Oxford and Cambridge have particularly been highly criticised for the lack of outreach in encouraging application from BAME (Black, Asian and Minority Ethnic) students.  A Freedom of Information (FoI) request from the Financial Times revealed that between 2012 and 2016 – six of Cambridge’s colleges admitted under 10 British black students.

To understand the issue of the lack of diversity at our top institutions – we must try and understand how race still is integrated in the structures that make up modern Britain. 

A 2018 UN report panel investigated structural racism in Britain – focusing particularly on the criminal justice system. The UN gathered data from the Metropolitan police and found that people of African or Caribbean descent were disproportionately targeted and suffered injury of death due to force of the state. 

It is no coincidence that this exact group is severely underrepresented in higher education. The number of BAME students can be shown to be increasing year after year, something that universities celebrate and publicise. However, the number of students from African or Caribbean students admitted to Oxbridge decreased from 2017 to 2018 according to the Telegraph.

This endemic racism is not only present among students at top universities. 

Katy Sian recently researched institutional racism in UK universities, focusing on BAME academics. Black academics make up less than 1 per cent of professors at all UK universities. Sian’s research, where she spoke to BAME academics, showed that many felt they had to “overachieve” compared to their white counterparts in order to climb the academic ladder.

This illustrates the culture that is systemic across the education system: one that can easily exclude. A university campus that we like to think of as an inclusive place has the danger of being isolating, deterring students who may feel ‘other’ from being encouraged to apply.

If a university is aiming to be somewhat of a microcosm of the world, then a proportionate representation of the country is key in achieving this. Our everyday discussions from students and staff in lectures, tutorials and seminars are made simply more interesting and richer when there are people in the room from a wide range of backgrounds. 

The root of this underrepresentation of students has been ascribed to the lack of outreach from the universities themselves. Sir Michael Barber, Chair of the Office of Students, reported that UK universities are “passively waiting” for the underrepresented to decide to apply. He claims universities should actively outreach communities such as in churches, mosques, and youth centres. 
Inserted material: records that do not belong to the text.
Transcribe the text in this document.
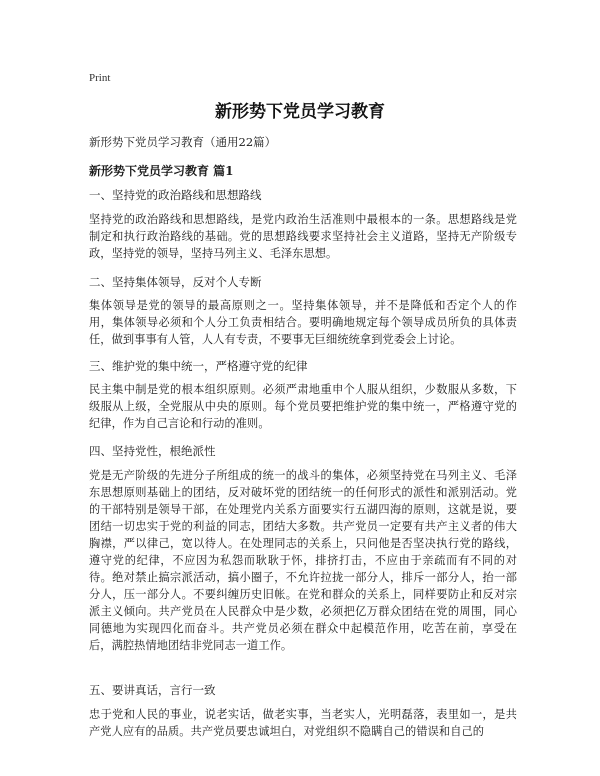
Print
新形势下党员学习教育
新形势下党员学习教育（通用22篇）
新形势下党员学习教育 篇1
一、坚持党的政治路线和思想路线
坚持党的政治路线和思想路线，是党内政治生活准则中最根本的一条。思想路线是党制定和执行政治路线的基础。党的思想路线要求坚持社会主义道路，坚持无产阶级专政，坚持党的领导，坚持马列主义、毛泽东思想。
二、坚持集体领导，反对个人专断
集体领导是党的领导的最高原则之一。坚持集体领导，并不是降低和否定个人的作用，集体领导必须和个人分工负责相结合。要明确地规定每个领导成员所负的具体责任，做到事事有人管，人人有专责，不要事无巨细统统拿到党委会上讨论。
三、维护党的集中统一，严格遵守党的纪律
民主集中制是党的根本组织原则。必须严肃地重申个人服从组织，少数服从多数，下级服从上级，全党服从中央的原则。每个党员要把维护党的集中统一，严格遵守党的纪律，作为自己言论和行动的准则。
四、坚持党性，根绝派性
党是无产阶级的先进分子所组成的统一的战斗的集体，必须坚持党在马列主义、毛泽东思想原则基础上的团结，反对破坏党的团结统一的任何形式的派性和派别活动。党的干部特别是领导干部，在处理党内关系方面要实行五湖四海的原则，这就是说，要团结一切忠实于党的利益的同志，团结大多数。共产党员一定要有共产主义者的伟大胸襟，严以律己，宽以待人。在处理同志的关系上，只问他是否坚决执行党的路线，遵守党的纪律，不应因为私怨而耿耿于怀，排挤打击，不应由于亲疏而有不同的对待。绝对禁止搞宗派活动，搞小圈子，不允许拉拢一部分人，排斥一部分人，抬一部分人，压一部分人。不要纠缠历史旧帐。在党和群众的关系上，同样要防止和反对宗派主义倾向。共产党员在人民群众中是少数，必须把亿万群众团结在党的周围，同心同德地为实现四化而奋斗。共产党员必须在群众中起模范作用，吃苦在前，享受在后，满腔热情地团结非党同志一道工作。
五、要讲真话，言行一致
忠于党和人民的事业，说老实话，做老实事，当老实人，光明磊落，表里如一，是共产党人应有的品质。共产党员要忠诚坦白，对党组织不隐瞒自己的错误和自己的
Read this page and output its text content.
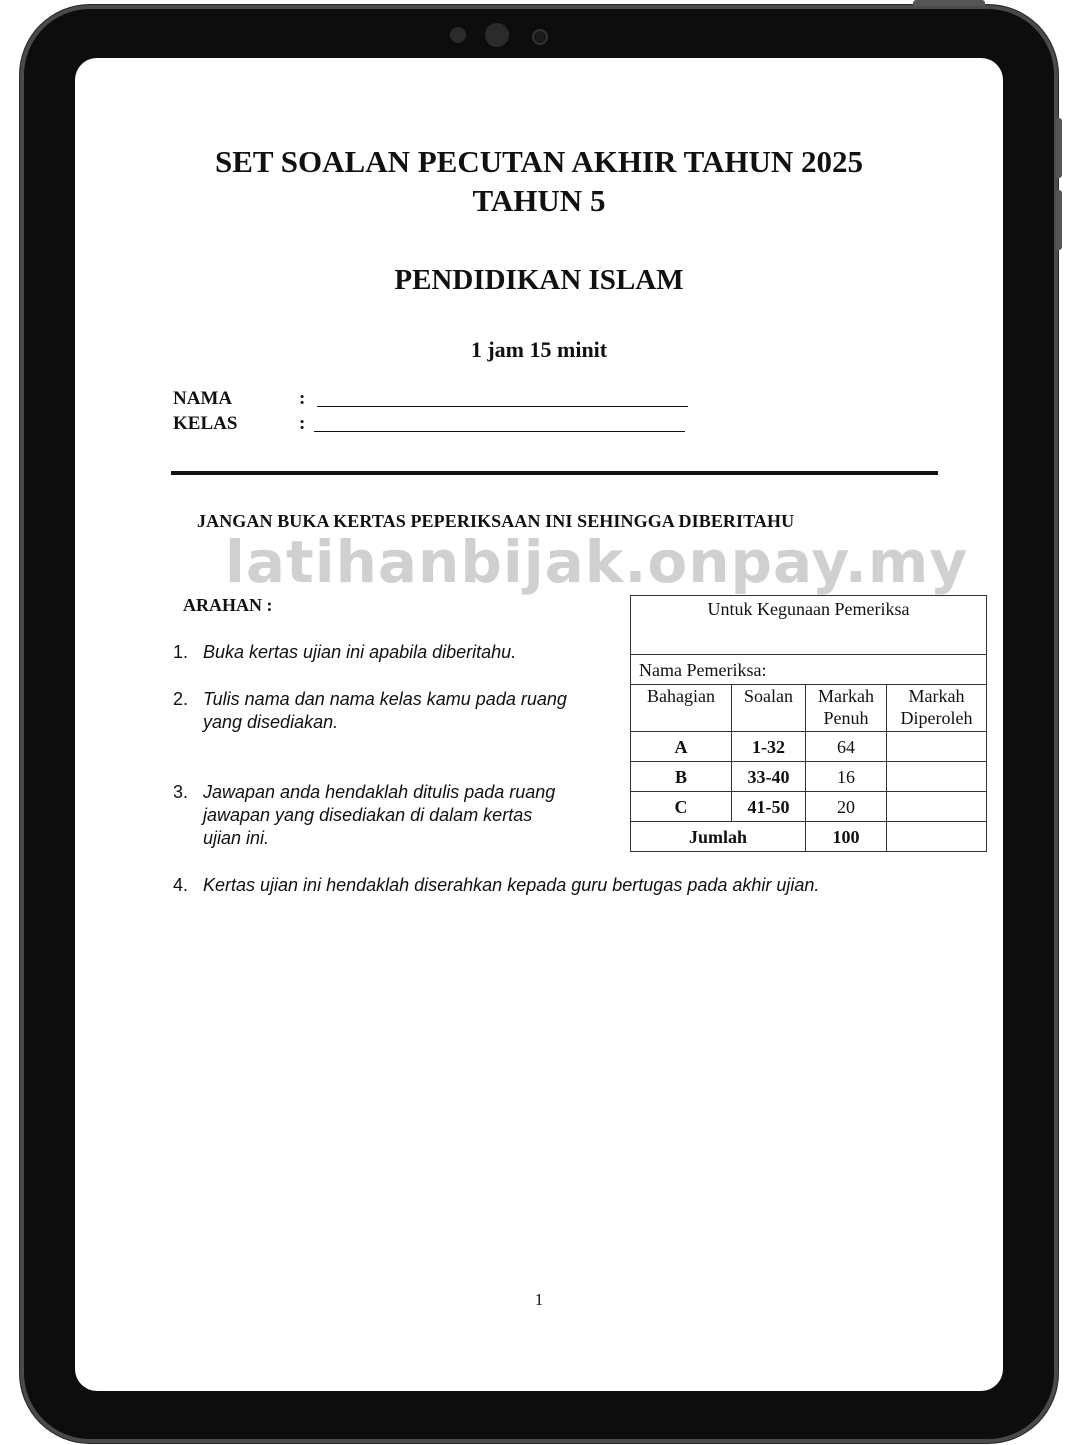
SET SOALAN PECUTAN AKHIR TAHUN 2025
TAHUN 5
PENDIDIKAN ISLAM
1 jam 15 minit
NAMA	:
KELAS	:
JANGAN BUKA KERTAS PEPERIKSAAN INI SEHINGGA DIBERITAHU
latihanbijak.onpay.my
ARAHAN :
1. Buka kertas ujian ini apabila diberitahu.
2. Tulis nama dan nama kelas kamu pada ruang
yang disediakan.
3. Jawapan anda hendaklah ditulis pada ruang
jawapan yang disediakan di dalam kertas
ujian ini.
4. Kertas ujian ini hendaklah diserahkan kepada guru bertugas pada akhir ujian.
Untuk Kegunaan Pemeriksa			
Nama Pemeriksa:			
Bahagian	Soalan	Markah Penuh	Markah Diperoleh
A	1-32	64	
B	33-40	16	
C	41-50	20	
Jumlah		100	
1
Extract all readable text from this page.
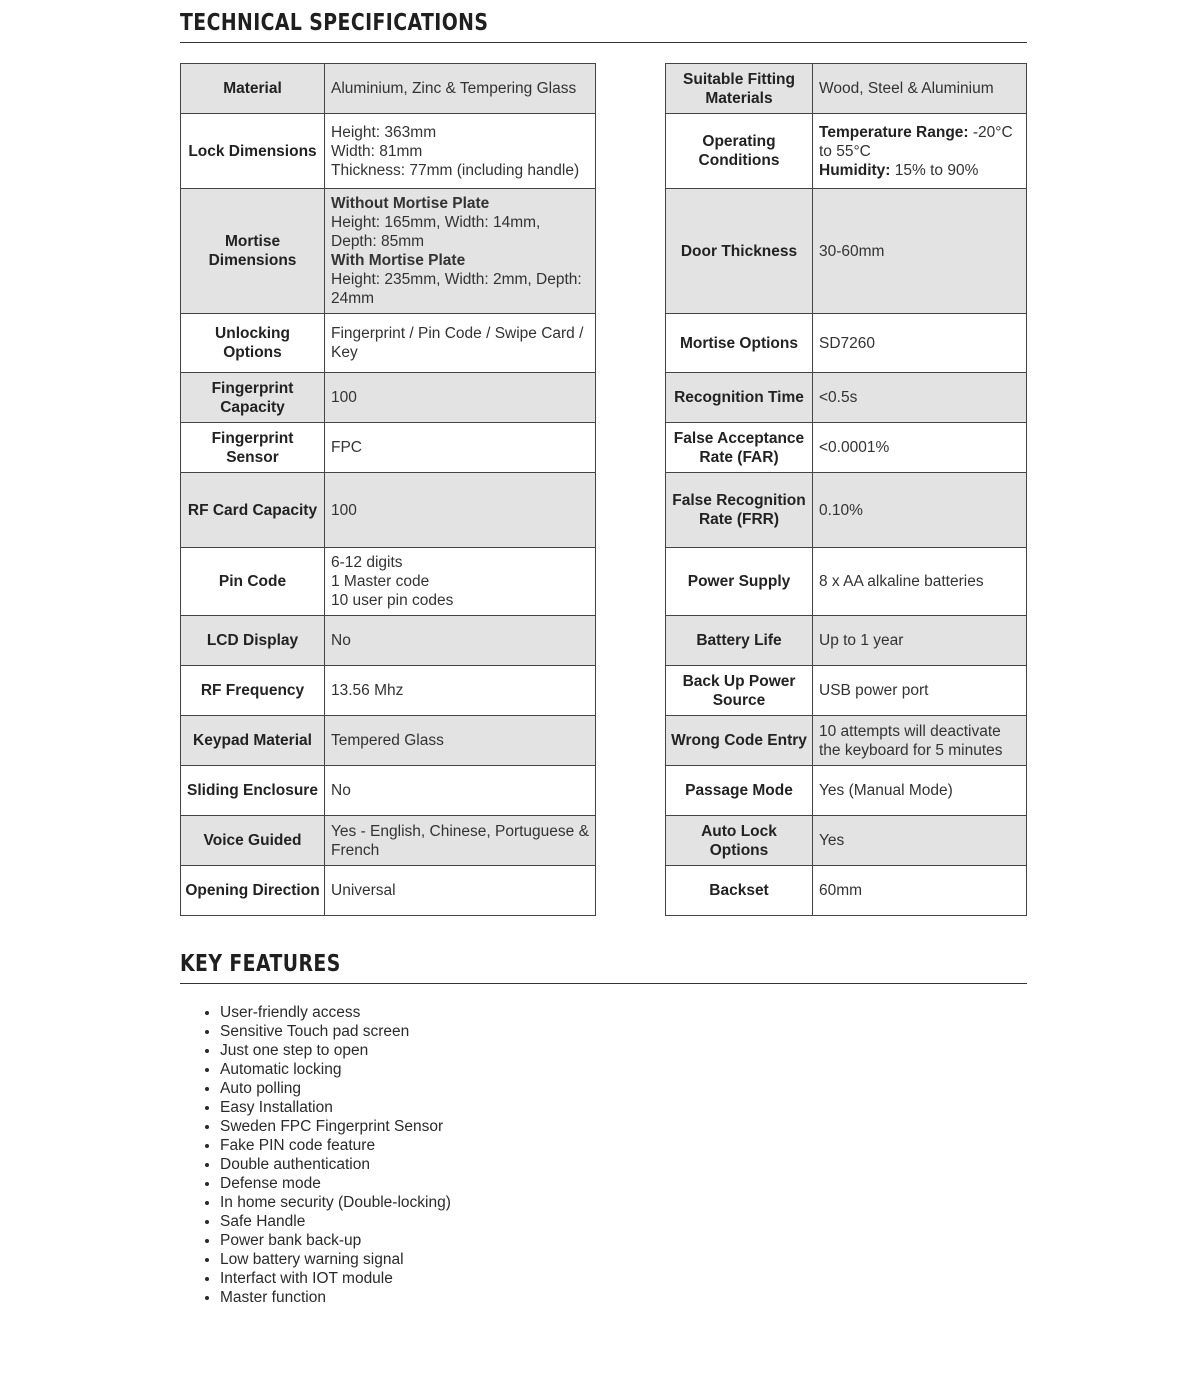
TECHNICAL SPECIFICATIONS
Material	Aluminium, Zinc & Tempering Glass

Lock Dimensions	Height: 363mm
Width: 81mm
Thickness: 77mm (including handle)

Mortise Dimensions	Without Mortise Plate
Height: 165mm, Width: 14mm, Depth: 85mm
With Mortise Plate
Height: 235mm, Width: 2mm, Depth: 24mm

Unlocking Options	Fingerprint / Pin Code / Swipe Card / Key

Fingerprint Capacity	100

Fingerprint Sensor	FPC

RF Card Capacity	100

Pin Code	6-12 digits
1 Master code
10 user pin codes

LCD Display	No

RF Frequency	13.56 Mhz

Keypad Material	Tempered Glass

Sliding Enclosure	No

Voice Guided	Yes - English, Chinese, Portuguese & French

Opening Direction	Universal
Suitable Fitting Materials	Wood, Steel & Aluminium

Operating Conditions	Temperature Range: -20°C to 55°C
Humidity: 15% to 90%

Door Thickness	30-60mm

Mortise Options	SD7260

Recognition Time	<0.5s

False Acceptance Rate (FAR)	<0.0001%

False Recognition Rate (FRR)	0.10%

Power Supply	8 x AA alkaline batteries

Battery Life	Up to 1 year

Back Up Power Source	USB power port

Wrong Code Entry	10 attempts will deactivate the keyboard for 5 minutes

Passage Mode	Yes (Manual Mode)

Auto Lock Options	Yes

Backset	60mm
KEY FEATURES
• User-friendly access
• Sensitive Touch pad screen
• Just one step to open
• Automatic locking
• Auto polling
• Easy Installation
• Sweden FPC Fingerprint Sensor
• Fake PIN code feature
• Double authentication
• Defense mode
• In home security (Double-locking)
• Safe Handle
• Power bank back-up
• Low battery warning signal
• Interfact with IOT module
• Master function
This passive outreach leading to lacking progress explains the nature of the ‘Stormzy effect’. The popular artist talking about this prestigious university has the ability to change the conception of such institutions in students’ minds. It makes it a possibility: something truly attainable rather than a foreign other that isn’t meant for them. 

However, Stormzy’s scholarship and the consequent effect cannot be thought of as a finish line for this pressing issue. Instead, it should be seen as an example of active change being created that should be replicated and continued.